There are no concrete reasons for what happened to me and my family. I can’t find my retirement (we would BE retired now – but that doesn’t look promising) and I don’t know where the 6 figure equity in my house disappeared to. I am not sure why my physically fit husband had a stroke (which he thankfully recovered from), why insurance companies who have received over $350,000 in premiums from yours truly think it is OK to gut you when you are down or why I was selected to endure a battle with cancer that blindsided me. I know that moving was essential because of the elevated cost of health insurance so it was a decision we had to make to keep us safe. But not unlike all of this, I am not sure why my sweet car has been the target of so many unkind and uncaring people who have damaged all four corners of it without leaving their name or even a note to say they are sorry.

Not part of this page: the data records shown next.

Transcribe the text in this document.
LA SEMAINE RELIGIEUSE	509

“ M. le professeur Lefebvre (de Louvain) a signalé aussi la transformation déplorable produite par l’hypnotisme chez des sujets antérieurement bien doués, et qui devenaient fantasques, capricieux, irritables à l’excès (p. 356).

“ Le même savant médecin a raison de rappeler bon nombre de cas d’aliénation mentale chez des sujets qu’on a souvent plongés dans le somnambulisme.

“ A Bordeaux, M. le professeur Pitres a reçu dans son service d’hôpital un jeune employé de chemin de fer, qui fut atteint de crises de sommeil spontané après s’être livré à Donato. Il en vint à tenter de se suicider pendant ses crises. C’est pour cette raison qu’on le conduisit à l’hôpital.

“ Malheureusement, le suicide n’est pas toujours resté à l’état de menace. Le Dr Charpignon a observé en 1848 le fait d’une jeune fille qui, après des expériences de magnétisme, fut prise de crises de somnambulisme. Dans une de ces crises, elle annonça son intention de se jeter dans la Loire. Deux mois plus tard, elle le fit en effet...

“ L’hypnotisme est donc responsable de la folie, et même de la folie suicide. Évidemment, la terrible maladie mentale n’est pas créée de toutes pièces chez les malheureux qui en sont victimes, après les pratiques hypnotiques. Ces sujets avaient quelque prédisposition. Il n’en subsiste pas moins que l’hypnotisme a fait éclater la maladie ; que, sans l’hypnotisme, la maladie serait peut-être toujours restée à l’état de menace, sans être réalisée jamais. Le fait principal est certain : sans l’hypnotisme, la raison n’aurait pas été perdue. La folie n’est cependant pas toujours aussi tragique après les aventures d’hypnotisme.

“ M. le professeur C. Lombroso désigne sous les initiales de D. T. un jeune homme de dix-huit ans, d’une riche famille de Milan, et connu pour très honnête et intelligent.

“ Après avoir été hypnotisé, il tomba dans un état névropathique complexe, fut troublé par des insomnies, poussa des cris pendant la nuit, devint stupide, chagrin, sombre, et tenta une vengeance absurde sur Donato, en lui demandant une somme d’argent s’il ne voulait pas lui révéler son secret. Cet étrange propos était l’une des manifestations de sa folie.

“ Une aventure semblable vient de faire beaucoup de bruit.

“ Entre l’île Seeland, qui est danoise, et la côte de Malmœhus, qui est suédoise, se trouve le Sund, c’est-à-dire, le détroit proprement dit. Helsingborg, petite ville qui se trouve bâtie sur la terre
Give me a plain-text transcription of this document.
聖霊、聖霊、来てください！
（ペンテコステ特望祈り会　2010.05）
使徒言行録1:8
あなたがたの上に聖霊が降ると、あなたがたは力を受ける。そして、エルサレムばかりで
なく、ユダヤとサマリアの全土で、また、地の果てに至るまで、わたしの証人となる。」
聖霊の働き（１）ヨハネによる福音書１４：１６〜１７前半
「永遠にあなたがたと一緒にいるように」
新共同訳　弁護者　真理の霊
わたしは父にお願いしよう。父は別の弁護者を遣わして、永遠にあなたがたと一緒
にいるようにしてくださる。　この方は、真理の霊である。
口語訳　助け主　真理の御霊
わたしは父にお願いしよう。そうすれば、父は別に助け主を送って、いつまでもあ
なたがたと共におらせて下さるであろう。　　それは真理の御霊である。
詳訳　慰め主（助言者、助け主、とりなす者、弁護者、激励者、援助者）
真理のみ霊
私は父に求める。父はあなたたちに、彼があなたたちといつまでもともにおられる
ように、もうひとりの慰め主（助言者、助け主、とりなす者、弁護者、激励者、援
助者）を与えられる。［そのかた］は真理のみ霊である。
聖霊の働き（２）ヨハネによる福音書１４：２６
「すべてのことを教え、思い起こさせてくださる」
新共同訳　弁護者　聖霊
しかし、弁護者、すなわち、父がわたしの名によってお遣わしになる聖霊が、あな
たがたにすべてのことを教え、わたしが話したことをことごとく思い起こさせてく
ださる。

Maybe it is acknowledgment of the damage that is important to me? Or maybe I want to believe that people are better than this. I think that it all goes back to accountability, integrity and character, which are incredibly important traits in anyone I choose to build a friendship with. 


One of the greatest lessons of the past 8 years is that I control nothing. Absolutely nothing. I had a false sense of safety and control. My husband and I believed we were secure. We followed all the rules we were taught. I park within the lines. I read what I sign. I believe in a hand shake. And for some foolish reason, I want life to be fair. So maybe this life is about learning that I must live in each moment with gratitude and be thankful that I am surrounded by love and relationship, despite all of the damage being done around me, to my so-called “stuff”. Sure, it has impacted me greatly. It has shattered so much of what I believed and trusted to be true. But I am still here. I am still a forgiving and kind-hearted person that hopes for only goodness from others. And I still fight for fairness for all.

Until a unicorn appears, I think I better go buy myself some ear plugs and hope that the “Brake Pad God” hears my fondest wish to get my sweet, reliable car into the garage as soon as possible.